YouTube videos, much like blogs, can be evergreen content, useful for months or years after their creation.
So how often should I post on social media?
There’s no perfect posting schedule. There’s only a posting schedule that works for your business and its followers. Keep in mind that the schedule you set when you have 100 followers might not be the best schedule when you have 10,000. Your strategy should adjust to fit your growing business.

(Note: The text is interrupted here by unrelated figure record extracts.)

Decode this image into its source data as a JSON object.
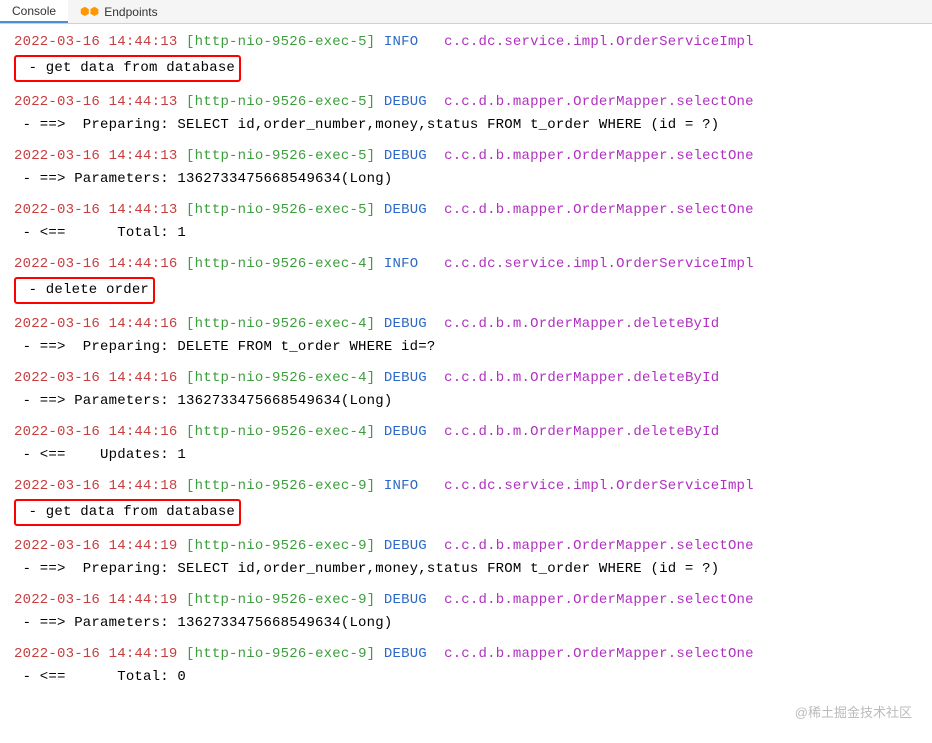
{
  "tabs": {
    "console": "Console",
    "endpoints": "Endpoints"
  },
  "colors": {
    "timestamp": "#c73e3e",
    "thread": "#3c9e3c",
    "level": "#2c68c7",
    "class": "#b030c0",
    "background": "#ffffff",
    "highlight_border": "#ff0000"
  },
  "logs": [
    {
      "ts": "2022-03-16 14:44:13",
      "thread": "[http-nio-9526-exec-5]",
      "level": "INFO ",
      "cls": "c.c.dc.service.impl.OrderServiceImpl",
      "cont": " - get data from database",
      "boxed": true
    },
    {
      "ts": "2022-03-16 14:44:13",
      "thread": "[http-nio-9526-exec-5]",
      "level": "DEBUG",
      "cls": "c.c.d.b.mapper.OrderMapper.selectOne",
      "cont": " - ==>  Preparing: SELECT id,order_number,money,status FROM t_order WHERE (id = ?)",
      "boxed": false
    },
    {
      "ts": "2022-03-16 14:44:13",
      "thread": "[http-nio-9526-exec-5]",
      "level": "DEBUG",
      "cls": "c.c.d.b.mapper.OrderMapper.selectOne",
      "cont": " - ==> Parameters: 1362733475668549634(Long)",
      "boxed": false
    },
    {
      "ts": "2022-03-16 14:44:13",
      "thread": "[http-nio-9526-exec-5]",
      "level": "DEBUG",
      "cls": "c.c.d.b.mapper.OrderMapper.selectOne",
      "cont": " - <==      Total: 1",
      "boxed": false
    },
    {
      "ts": "2022-03-16 14:44:16",
      "thread": "[http-nio-9526-exec-4]",
      "level": "INFO ",
      "cls": "c.c.dc.service.impl.OrderServiceImpl",
      "cont": " - delete order",
      "boxed": true
    },
    {
      "ts": "2022-03-16 14:44:16",
      "thread": "[http-nio-9526-exec-4]",
      "level": "DEBUG",
      "cls": "c.c.d.b.m.OrderMapper.deleteById",
      "cont": " - ==>  Preparing: DELETE FROM t_order WHERE id=?",
      "boxed": false
    },
    {
      "ts": "2022-03-16 14:44:16",
      "thread": "[http-nio-9526-exec-4]",
      "level": "DEBUG",
      "cls": "c.c.d.b.m.OrderMapper.deleteById",
      "cont": " - ==> Parameters: 1362733475668549634(Long)",
      "boxed": false
    },
    {
      "ts": "2022-03-16 14:44:16",
      "thread": "[http-nio-9526-exec-4]",
      "level": "DEBUG",
      "cls": "c.c.d.b.m.OrderMapper.deleteById",
      "cont": " - <==    Updates: 1",
      "boxed": false
    },
    {
      "ts": "2022-03-16 14:44:18",
      "thread": "[http-nio-9526-exec-9]",
      "level": "INFO ",
      "cls": "c.c.dc.service.impl.OrderServiceImpl",
      "cont": " - get data from database",
      "boxed": true
    },
    {
      "ts": "2022-03-16 14:44:19",
      "thread": "[http-nio-9526-exec-9]",
      "level": "DEBUG",
      "cls": "c.c.d.b.mapper.OrderMapper.selectOne",
      "cont": " - ==>  Preparing: SELECT id,order_number,money,status FROM t_order WHERE (id = ?)",
      "boxed": false
    },
    {
      "ts": "2022-03-16 14:44:19",
      "thread": "[http-nio-9526-exec-9]",
      "level": "DEBUG",
      "cls": "c.c.d.b.mapper.OrderMapper.selectOne",
      "cont": " - ==> Parameters: 1362733475668549634(Long)",
      "boxed": false
    },
    {
      "ts": "2022-03-16 14:44:19",
      "thread": "[http-nio-9526-exec-9]",
      "level": "DEBUG",
      "cls": "c.c.d.b.mapper.OrderMapper.selectOne",
      "cont": " - <==      Total: 0",
      "boxed": false
    }
  ],
  "watermark": "@稀土掘金技术社区"
}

If you’re the kind of person who needs a solid guideline to start from, here’s what we suggest:
- Twitter: 5 posts per day
- Pinterest: 15 pins per day
- Facebook, Instagram: 1 post per day
- LinkedIn: 1 post per workday
- YouTube: 1 post per week
Too many companies have given up on social media because they can’t keep up with a super-ambitious posting schedule—which they usually set for themselves. Keep in mind that while posting on Twitter 30 times a day maximizes engagement, you can still reach some of your audience with 3 posts a day. And some is better than none.
Pick one or two platforms to focus on and use the above posting schedule to get you started. Once you have some data, you can increase or decrease your frequency to better meet your audience needs.
Posting as a Service
If you’re feeling completely overwhelmed by the idea of posting once a day (Facebook) or 3–5 times a day (Twitter), there are services that can help. ReQueue from CoSchedule actually fills in the blanks for you with auto-generated tweets that riff on your original tweets.

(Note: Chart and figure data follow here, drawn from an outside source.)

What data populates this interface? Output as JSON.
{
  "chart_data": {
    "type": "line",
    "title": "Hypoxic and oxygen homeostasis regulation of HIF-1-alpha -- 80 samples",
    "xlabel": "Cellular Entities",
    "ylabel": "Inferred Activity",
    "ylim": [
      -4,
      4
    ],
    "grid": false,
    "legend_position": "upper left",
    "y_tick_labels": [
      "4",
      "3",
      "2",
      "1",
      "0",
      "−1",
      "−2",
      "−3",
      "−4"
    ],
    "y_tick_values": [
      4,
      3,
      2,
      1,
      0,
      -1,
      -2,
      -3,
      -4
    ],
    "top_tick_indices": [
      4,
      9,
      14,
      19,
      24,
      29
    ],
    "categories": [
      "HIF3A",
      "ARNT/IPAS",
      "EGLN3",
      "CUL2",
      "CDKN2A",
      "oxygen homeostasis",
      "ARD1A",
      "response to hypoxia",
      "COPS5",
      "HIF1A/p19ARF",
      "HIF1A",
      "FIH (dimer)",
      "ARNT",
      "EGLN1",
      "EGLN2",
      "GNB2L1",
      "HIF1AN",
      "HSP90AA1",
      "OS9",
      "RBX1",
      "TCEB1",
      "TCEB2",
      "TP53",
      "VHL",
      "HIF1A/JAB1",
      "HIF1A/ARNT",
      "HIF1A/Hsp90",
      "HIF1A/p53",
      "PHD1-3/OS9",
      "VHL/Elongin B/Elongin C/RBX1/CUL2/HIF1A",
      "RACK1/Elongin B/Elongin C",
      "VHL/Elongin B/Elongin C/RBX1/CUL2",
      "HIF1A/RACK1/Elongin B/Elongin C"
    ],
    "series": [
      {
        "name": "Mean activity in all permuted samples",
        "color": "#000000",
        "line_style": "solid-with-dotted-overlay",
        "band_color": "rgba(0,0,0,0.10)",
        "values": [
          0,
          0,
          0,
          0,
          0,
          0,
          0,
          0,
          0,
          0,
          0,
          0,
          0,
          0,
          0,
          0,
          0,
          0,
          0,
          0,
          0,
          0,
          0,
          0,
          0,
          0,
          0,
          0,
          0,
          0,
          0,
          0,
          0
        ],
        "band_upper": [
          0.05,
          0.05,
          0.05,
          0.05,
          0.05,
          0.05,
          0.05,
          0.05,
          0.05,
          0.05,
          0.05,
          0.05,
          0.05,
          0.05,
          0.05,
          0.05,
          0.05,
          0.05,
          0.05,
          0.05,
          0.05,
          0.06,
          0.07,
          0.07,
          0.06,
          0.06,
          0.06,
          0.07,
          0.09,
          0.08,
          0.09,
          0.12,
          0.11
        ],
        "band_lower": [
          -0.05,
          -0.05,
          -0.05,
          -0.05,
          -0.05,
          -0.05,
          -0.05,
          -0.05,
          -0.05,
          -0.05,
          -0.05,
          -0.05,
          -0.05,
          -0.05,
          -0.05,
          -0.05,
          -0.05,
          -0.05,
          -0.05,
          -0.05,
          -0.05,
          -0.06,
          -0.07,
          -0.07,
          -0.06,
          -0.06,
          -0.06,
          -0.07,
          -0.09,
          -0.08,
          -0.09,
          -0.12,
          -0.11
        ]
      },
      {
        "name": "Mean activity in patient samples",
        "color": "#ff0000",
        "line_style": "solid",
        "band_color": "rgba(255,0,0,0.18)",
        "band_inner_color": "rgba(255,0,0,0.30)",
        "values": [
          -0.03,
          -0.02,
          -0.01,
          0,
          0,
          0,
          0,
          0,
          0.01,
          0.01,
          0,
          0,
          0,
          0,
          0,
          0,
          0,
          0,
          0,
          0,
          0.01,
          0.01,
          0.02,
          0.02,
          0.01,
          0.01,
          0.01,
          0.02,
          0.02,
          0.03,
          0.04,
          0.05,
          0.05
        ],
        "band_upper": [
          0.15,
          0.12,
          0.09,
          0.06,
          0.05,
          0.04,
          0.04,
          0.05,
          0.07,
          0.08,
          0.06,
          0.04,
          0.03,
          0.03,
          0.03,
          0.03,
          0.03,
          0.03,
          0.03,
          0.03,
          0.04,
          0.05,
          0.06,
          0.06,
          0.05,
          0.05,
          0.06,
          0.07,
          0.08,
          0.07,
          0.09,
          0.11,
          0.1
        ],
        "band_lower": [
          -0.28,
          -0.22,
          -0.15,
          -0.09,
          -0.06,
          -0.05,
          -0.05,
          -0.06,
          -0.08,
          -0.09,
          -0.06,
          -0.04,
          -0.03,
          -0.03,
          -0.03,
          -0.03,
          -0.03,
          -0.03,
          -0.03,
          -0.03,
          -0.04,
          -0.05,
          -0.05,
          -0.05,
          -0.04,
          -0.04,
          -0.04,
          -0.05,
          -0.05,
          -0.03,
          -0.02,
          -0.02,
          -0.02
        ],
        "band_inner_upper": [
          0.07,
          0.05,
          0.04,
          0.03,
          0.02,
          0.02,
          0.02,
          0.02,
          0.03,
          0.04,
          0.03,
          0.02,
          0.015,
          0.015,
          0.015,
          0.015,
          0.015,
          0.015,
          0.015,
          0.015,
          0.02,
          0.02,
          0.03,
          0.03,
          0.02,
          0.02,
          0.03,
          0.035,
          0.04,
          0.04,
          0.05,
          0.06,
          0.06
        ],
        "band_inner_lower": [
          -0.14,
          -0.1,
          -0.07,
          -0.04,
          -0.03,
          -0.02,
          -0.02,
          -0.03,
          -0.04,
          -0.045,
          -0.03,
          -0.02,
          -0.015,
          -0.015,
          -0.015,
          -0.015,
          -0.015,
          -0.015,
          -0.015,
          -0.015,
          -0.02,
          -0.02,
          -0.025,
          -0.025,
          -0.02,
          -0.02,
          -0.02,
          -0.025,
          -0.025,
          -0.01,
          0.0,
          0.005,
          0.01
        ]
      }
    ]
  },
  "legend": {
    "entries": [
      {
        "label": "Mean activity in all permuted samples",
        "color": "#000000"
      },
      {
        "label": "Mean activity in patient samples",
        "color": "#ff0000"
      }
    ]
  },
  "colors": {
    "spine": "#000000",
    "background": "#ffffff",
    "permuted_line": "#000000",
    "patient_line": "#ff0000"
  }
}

There are also services like Hootsuite and Buffer that help you schedule your social media posts across multiple platforms. Both offer free plans with limited functionality as well as premium plans for those who need a little extra. If you’ve ever heard of these services, you’ve probably also heard the debate over whether using 3rd party posting apps impact your reach.

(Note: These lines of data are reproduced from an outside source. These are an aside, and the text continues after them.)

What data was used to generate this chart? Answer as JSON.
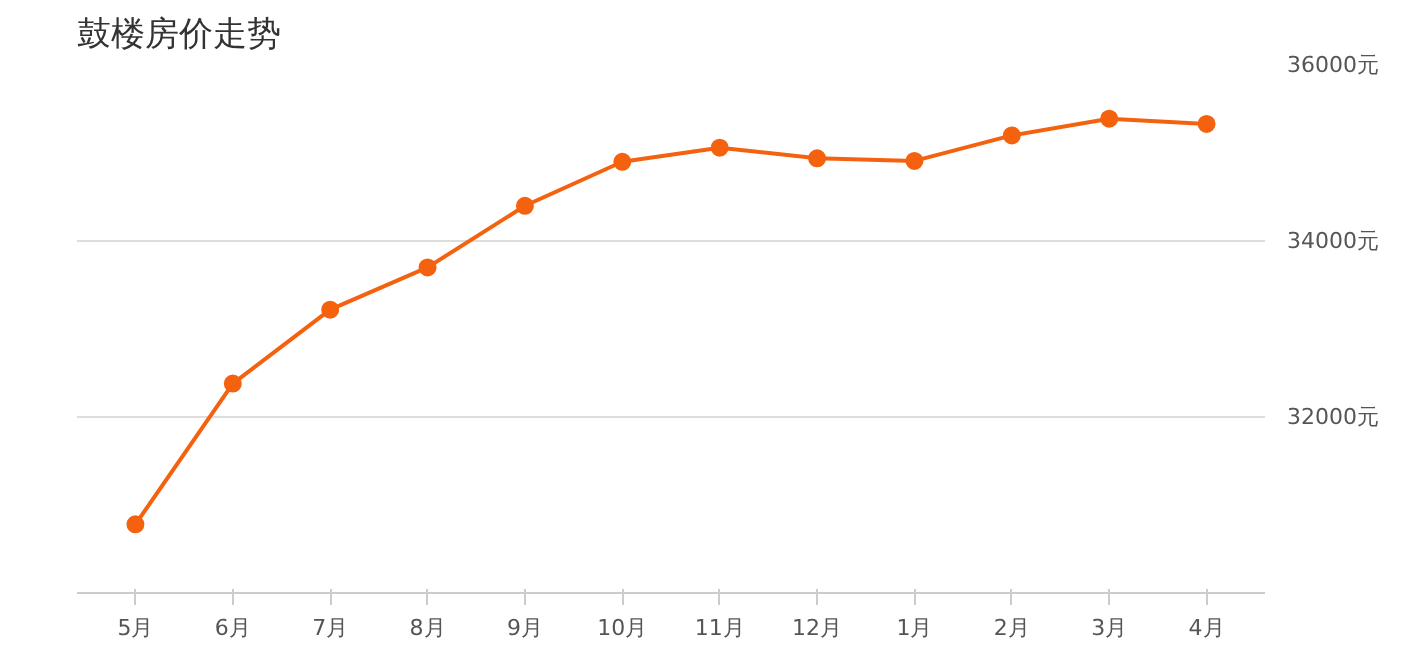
{
  "chart_data": {
    "type": "line",
    "title": "鼓楼房价走势",
    "categories": [
      "5月",
      "6月",
      "7月",
      "8月",
      "9月",
      "10月",
      "11月",
      "12月",
      "1月",
      "2月",
      "3月",
      "4月"
    ],
    "series": [
      {
        "color": "#f5620f",
        "values": [
          30780,
          32380,
          33220,
          33700,
          34400,
          34900,
          35060,
          34940,
          34910,
          35200,
          35390,
          35330
        ]
      }
    ],
    "ylim": [
      30000,
      36000
    ],
    "yticks": [
      {
        "value": 32000,
        "label": "32000元"
      },
      {
        "value": 34000,
        "label": "34000元"
      },
      {
        "value": 36000,
        "label": "36000元"
      }
    ],
    "grid": "y",
    "marker": "circle",
    "line_style": "solid"
  }
}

Agora Pulse did an incredibly detailed study if you want to dig into the data, but the short answer is: no. 3rd party apps don’t seem to have a negative impact on reach.
Still, keep in mind that not all 3rd party services are created equal. Go for one that creates natural-looking posts so followers don’t feel like you’ve automated your posting. Nothing destroys a relationship faster than boring, formulaic posts.
Post good content or none at all
We’ve touched on this, but let’s face the issue head on. The only thing worse than not posting is posting poor-quality content.
Never post content for the sake of content. Content always should be about building a relationship with your customers. If you don’t have a fresh, interesting, or thought-provoking piece of content to share, you’re better off not sharing anything.
Remember that all platforms reward thoughtful content over thoughtless content and engaging posts over calendar fillers. So post those behind-the-scenes photos, tutorials, and videos. Post them often. Just make sure that whatever you’re posting is worth opening the app for.
How to know it’s time to adjust your posting schedule
Set a posting schedule and stick to it for a few months. During that time, gather data on shares, likes, and leads generated. At the end of the test period, take a look at your data. Do you see big drops? Huge spikes? How long did people continue to engage with a single post on average?
Let’s say you’re posting on Facebook once a day. Your data shows that people engage with the post for about six hours and then engagement drops off a cliff. Try posting twice a day for a few weeks and see if engagement levels out.
On the other hand, let’s say you’re posting to Twitter 15 times a day and people start unfollowing you. That might be an indicator that you’re clogging up people’s feeds with too many updates. Try backing down for a while and see if you start gaining followers again.
Tracking and regularly assessing your metrics can help you refine your posting schedule, but the work is never done. Check in regularly to make sure you’re still on track. Pay special attention after algorithm updates. Changes in how social media platforms sort posts can have a major impact on your reach and engagement.